According to this proposed classification this patient would be classified as a case of focal segmental myelitis with respect to both clinical and radiological criteria.

Strangely enough, there are no definite guidelines with respect to treatment of PM, therapy being mainly supportive. Only recently a number of drugs have been tried which include intravenous immunoglobulin(5) and steroids(6,7). Of these the most notable has been high dose methylprednisolone (1g/1.73 m2 BSA for 5 consecutive days) with considerable success as in the present case. However, a randomized controlled trial to establish the definite therapeutic efficacy of this drug in PM is still awaited.

Contributors: TG worked up the case, reviewed the literatue and drafted the manuscript. APD co-drafted the manuscript. SS was involved in day to day care of the patient and review of the final manuscript.

Funding: None.
Competing interests: None stated.

 

Key Messages

Idiopathic acute transverse myelitis is not a homogeneous entity, as previously believed, but a conglomeration of varying clinical presentations. Hence the term para-infectious myelitis may be a more accurate nomenclature.

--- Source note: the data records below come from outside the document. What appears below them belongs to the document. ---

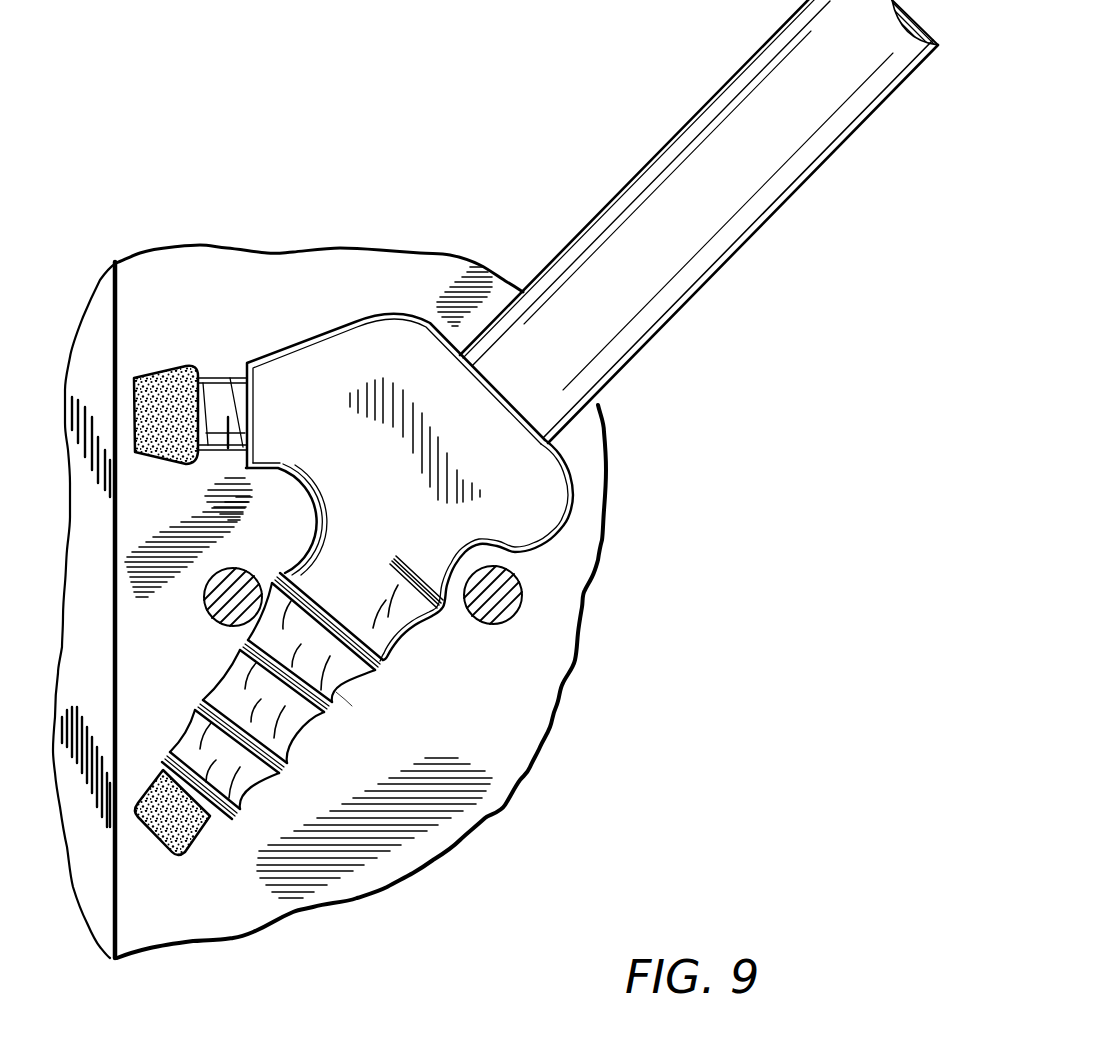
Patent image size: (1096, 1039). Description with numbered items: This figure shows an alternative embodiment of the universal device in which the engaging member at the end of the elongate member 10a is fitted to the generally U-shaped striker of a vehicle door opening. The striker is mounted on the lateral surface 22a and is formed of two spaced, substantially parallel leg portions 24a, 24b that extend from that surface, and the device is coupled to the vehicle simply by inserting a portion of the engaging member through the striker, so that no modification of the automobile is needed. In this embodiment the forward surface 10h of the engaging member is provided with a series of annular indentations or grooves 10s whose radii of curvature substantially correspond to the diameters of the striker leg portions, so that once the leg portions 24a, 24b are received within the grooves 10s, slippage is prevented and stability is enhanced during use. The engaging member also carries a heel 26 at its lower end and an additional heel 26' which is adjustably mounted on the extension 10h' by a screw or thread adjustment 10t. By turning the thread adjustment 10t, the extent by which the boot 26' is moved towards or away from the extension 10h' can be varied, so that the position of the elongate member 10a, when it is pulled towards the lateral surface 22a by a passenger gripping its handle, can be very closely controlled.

The elongate member 10a is at (738, 236).
The forward surface 10h is at (330, 743).
The extension 10h' is at (409, 431).
The annular indentations or grooves 10s is at (357, 680).
The screw or thread adjustment 10t is at (220, 397).
The lateral surface 22a is at (120, 910).
The leg portion 24a is at (491, 610).
The leg portion 24b is at (216, 619).
The heel 26 is at (176, 843).
The heel 26' is at (166, 384).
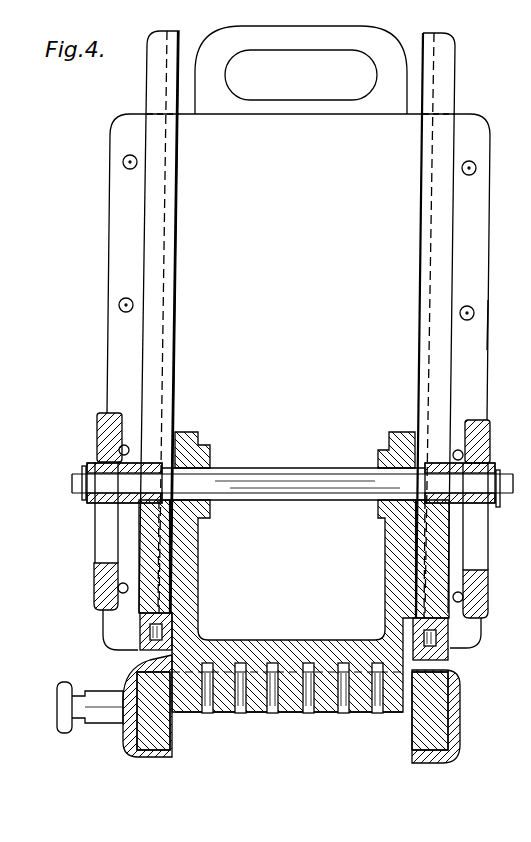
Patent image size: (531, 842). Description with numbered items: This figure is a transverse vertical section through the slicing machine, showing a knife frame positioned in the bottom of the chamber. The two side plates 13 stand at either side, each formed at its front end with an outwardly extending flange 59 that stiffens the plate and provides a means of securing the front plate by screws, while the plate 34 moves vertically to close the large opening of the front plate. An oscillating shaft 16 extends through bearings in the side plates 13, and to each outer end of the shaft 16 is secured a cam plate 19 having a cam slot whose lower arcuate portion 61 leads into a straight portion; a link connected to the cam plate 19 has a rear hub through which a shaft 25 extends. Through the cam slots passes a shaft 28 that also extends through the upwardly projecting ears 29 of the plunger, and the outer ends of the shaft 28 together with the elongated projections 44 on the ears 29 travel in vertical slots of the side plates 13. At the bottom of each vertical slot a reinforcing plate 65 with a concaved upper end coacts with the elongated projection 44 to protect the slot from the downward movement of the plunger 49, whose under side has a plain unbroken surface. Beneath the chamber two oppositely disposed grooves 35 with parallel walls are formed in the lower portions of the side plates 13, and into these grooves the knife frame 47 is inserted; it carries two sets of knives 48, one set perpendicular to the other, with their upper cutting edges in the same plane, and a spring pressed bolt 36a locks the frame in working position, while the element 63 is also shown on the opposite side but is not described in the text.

Methylpredniosolone may have therapeutic effiacy in this condition.

 

 References
  1. Dyke PR. Viral diseases of the nervous system. In: Pediatric Neurology: Principles and Practice, 2nd edn. Ed. Swaiman KF. Philadelphia, Mosby, 1994; pp 643-688.

  2. Menkes JH. Autoimmune and postinfectious diseases. In: Textbook of Child Neurology, 4th edn. Ed. Menkes JH. London, Lea and Febiger, 1990; pp 424-461.

  3. Scott TF, Kumar B, Snyder PJ, Carol C. Transverse myelitis - comparison with spinal cord presentations of multiple sclerosis. Neurology 1998; 50: 429-433.

  4. Pradhan S, Gupta RK, Ghosh D. Parainfectious myelitis: Three distinct clinico-imagiological patterns with prognostic implications. Acta Neurol Scand 1997; 95: 241-247.

  5. Finsterer J, Grass R, Stollberger C, Mamoli B. Immunoglobulin in acute parainfectious, dis-seminated encephalomyelitis. Clin Neuro-pharmacol 1998; 21: 258-261.

  6. Sebire G, Hollenberg H, Meyer L, Huault G, Landreiu P, Tardieu M. High dose methylpre-dnisolone in severe acute transverse myelopathy. Arch Dis Child 1997; 76: 167-168.

  7. Lahat E, Pillar G, Ravid S, Barzilai A, Etzioni A, Shahar E. Rapid recovery from transverse myelopathy in children treated with methylpre-dnisolone. Pediatr Neurol 1998; 19: 279-282.